Die Abbildung „Griff eines Bergmannsmessers - 1697“ in Spamer „Deutsche
Volkskunst-Sachsen“ (1954) zeigt ein Tscherpermesser mit einem gravierten Griff
aus Bein aus dem Kreismuseum Zwickau.
Ende Nov. 2014 hat mir Herr
Jochen Brennecke aus dem Sauerland Bilder von zwei originalen
Tscherpermessern zur Verfügung gestellt, die
wahrscheinlich aus dem Harzer Bergbaurevier aus der Zeit um 1800 stammen.
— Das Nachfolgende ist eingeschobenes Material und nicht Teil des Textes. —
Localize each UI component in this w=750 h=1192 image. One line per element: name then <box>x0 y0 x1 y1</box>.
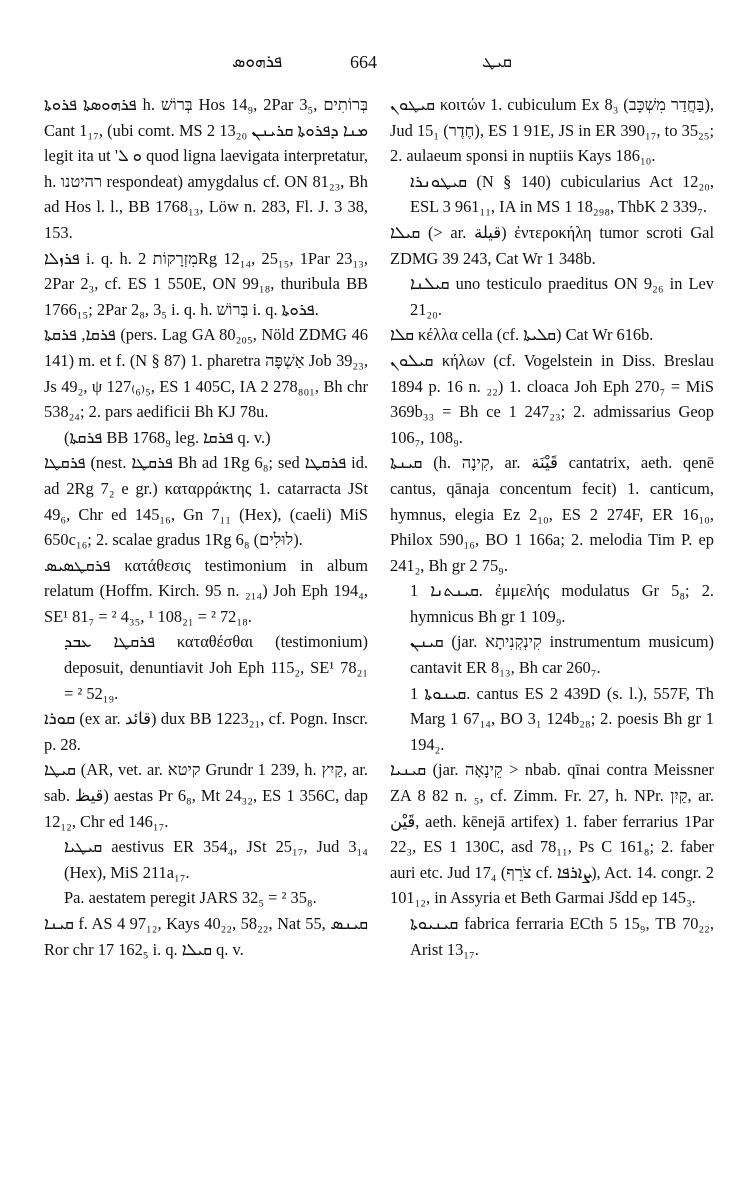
dictionary-entry: ܦܪܩܛܣܝܣ κατάθεσις testimonium in album relatum (Hoffm. Kirch. 95 n. ₂₁₄) Joh Eph 194₄, SE¹ 81₇ = ² 4₃₅, ¹ 108₂₁ = ² 72₁₈. <box>44 555 368 626</box>
dictionary-entry: ܦܪܙܠܐ i. q. h. מִזְרָקוֹת 2Rg 12₁₄, 25₁₅, 1Par 23₁₃, 2Par 2₃, cf. ES 1 550E, ON 99₁₈, thuribula BB 1766₁₅; 2Par 2₈, 3₅ i. q. h. בְּרוֹשׁ i. q. ܦܪܘܬܐ. <box>44 248 368 319</box>
page-number: 664 <box>350 52 377 72</box>
dictionary-entry: ܩܝܢܬܢܐ 1. ἐμμελής modulatus Gr 5₈; 2. hymnicus Bh gr 1 109₉. <box>410 581 714 626</box>
dictionary-entry: ܦܪܩܛܐ (nest. ܦܪܩܛܐ Bh ad 1Rg 6₈; sed ܦܪܩܛܐ id. ad 2Rg 7₂ e gr.) καταρράκτης 1. catarracta JSt 49₆, Chr ed 145₁₆, Gn 7₁₁ (Hex), (caeli) MiS 650c₁₆; 2. scalae gradus 1Rg 6₈ (לוּלִים). <box>44 453 369 550</box>
dictionary-entry: ܩܝܢܝܘܬܐ fabrica ferraria ECth 5 15₉, TB 70₂₂, Arist 13₁₇. <box>410 914 714 959</box>
dictionary-entry: ܩܝܠܘܢ κήλων (cf. Vogelstein in Diss. Breslau 1894 p. 16 n. ₂₂) 1. cloaca Joh Eph 270₇ = MiS 369b₃₃ = Bh ce 1 247₂₃; 2. admissarius Geop 106₇, 108₉. <box>390 350 714 447</box>
page-header <box>0 52 750 80</box>
dictionary-entry: ܩܝܠܢܐ uno testiculo praeditus ON 9₂₆ in Lev 21₂₀. <box>410 274 714 319</box>
dictionary-entry: ܩܝܢܢ (jar. קִינְקְנִיתָא instrumentum musicum) cantavit ER 8₁₃, Bh car 260₇. <box>410 632 714 678</box>
dictionary-entry: ܩܝܢܝܐ (jar. קֵינָאָה > nbab. qīnai contra Meissner ZA 8 82 n. ₅, cf. Zimm. Fr. 27, h. NPr. קַיִן, ar. قَيْن, aeth. kēnejā artifex) 1. faber ferrarius 1Par 22₃, ES 1 130C, asd 78₁₁, Ps C 161₈; 2. faber auri etc. Jud 17₄ (צֹרֵף cf. ܨܐܪܦܐ), Act. 14. congr. 2 101₁₂, in Assyria et Beth Garmai Jšdd ep 145₃. <box>390 760 715 908</box>
dictionary-entry: ܩܝܢܬܐ (h. קִינָה, ar. قَيْنَة cantatrix, aeth. qenē cantus, qānaja concentum fecit) 1. canticum, hymnus, elegia Ez 2₁₀, ES 2 274F, ER 16₁₀, Philox 590₁₆, BO 1 166a; 2. melodia Tim P. ep 241₂, Bh gr 2 75₉. <box>390 453 714 575</box>
right-column <box>390 92 714 962</box>
header-guide-word-left: ܦܪܗܘܣ <box>232 52 283 72</box>
dictionary-entry: ܩܝܛܘܢܪܐ (N § 140) cubicularius Act 12₂₀, ESL 3 961₁₁, IA in MS 1 18₂₉₈, ThbK 2 339₇. <box>410 171 714 217</box>
dictionary-entry: ܩܘܪܐ (ex ar. قائد) dux BB 1223₂₁, cf. Pogn. Inscr. p. 28. <box>44 709 368 754</box>
dictionary-entry: Pa. aestatem peregit JARS 32₅ = ² 35₈. <box>64 888 317 908</box>
dictionary-entry: ܦܪܩܐ, ܦܪܩܬܐ (pers. Lag GA 80₂₀₅, Nöld ZDMG 46 141) m. et f. (N § 87) 1. pharetra אַשְׁפָּה Job 39₂₃, Js 49₂, ψ 127₍₆₎₅, ES 1 405C, IA 2 278₈₀₁, Bh chr 538₂₄; 2. pars aedificii Bh KJ 78u. <box>44 325 368 422</box>
dictionary-entry: ܩܝܠܐ (> ar. قيلة) ἐντεροκήλη tumor scroti Gal ZDMG 39 243, Cat Wr 1 348b. <box>390 222 714 268</box>
dictionary-entry: (ܦܪܩܬܐ BB 1768₉ leg. ܦܪܩܐ q. v.) <box>64 427 271 447</box>
dictionary-entry: ܩܝܛܘܢ κοιτών 1. cubiculum Ex 8₃ (בַּחֲדַר מִשְׁכָּב), Jud 15₁ (חֶדֶר), ES 1 91E, JS in ER 390₁₇, to 35₂₅; 2. aulaeum sponsi in nuptiis Kays 186₁₀. <box>390 95 715 166</box>
dictionary-entry: ܩܠܐ κέλλα cella (cf. ܩܠܝܬܐ) Cat Wr 616b. <box>390 325 654 345</box>
dictionary-entry: ܩܝܛܐ (AR, vet. ar. קיטא Grundr 1 239, h. קַיִץ, ar. sab. قيظ) aestas Pr 6₈, Mt 24₃₂, ES 1 356C, dap 12₁₂, Chr ed 146₁₇. <box>44 760 368 831</box>
dictionary-entry: ܦܪܩܛܐ ܥܒܕ καταθέσθαι (testimonium) deposuit, denuntiavit Joh Eph 115₂, SE¹ 78₂₁ = ² 52₁₉. <box>64 632 368 703</box>
left-column <box>44 92 368 962</box>
two-column-body <box>44 92 722 962</box>
header-guide-word-right: ܩܝܛ <box>482 52 512 72</box>
dictionary-entry: ܩܝܢܐ f. AS 4 97₁₂, Kays 40₂₂, 58₂₂, Nat 55, ܩܝܢܣ Ror chr 17 162₅ i. q. ܩܝܠܐ q. v. <box>44 914 368 959</box>
dictionary-entry: ܦܪܗܘܣܬܐ ܦܪܘܬܐ h. בְּרוֹשׁ Hos 14₉, 2Par 3₅, בְּרוֹתִים Cant 1₁₇, (ubi comt. MS 2 13₂₀ ܡܢܐ ܕܦܪܘܬܐ ܩܪܝܢܢ legit ita ut 'ܘ ܠ quod ligna laevigata interpretatur, h. רהיטנו respondeat) amygdalus cf. ON 81₂₃, Bh ad Hos l. l., BB 1768₁₃, Löw n. 283, Fl. J. 3 38, 153. <box>44 95 368 242</box>
dictionary-entry: ܩܝܛܝܐ aestivus ER 354₄, JSt 25₁₇, Jud 3₁₄ (Hex), MiS 211a₁₇. <box>64 837 368 882</box>
dictionary-entry: ܩܝܢܘܬܐ 1. cantus ES 2 439D (s. l.), 557F, Th Marg 1 67₁₄, BO 3₁ 124b₂₈; 2. poesis Bh gr 1 194₂. <box>410 683 714 754</box>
Sie
weisen die typischen Merkmale dieser Messer auf: kurze feststehende Klinge mit
gerader Schneide und gebogenem Rücken, Klingenlänge unter 11 cm, Griffe aus
Holz auf einer Angel aufgesteckt und am Griffende vernietet ...
Eben richtige Messer für den täglichen (harten)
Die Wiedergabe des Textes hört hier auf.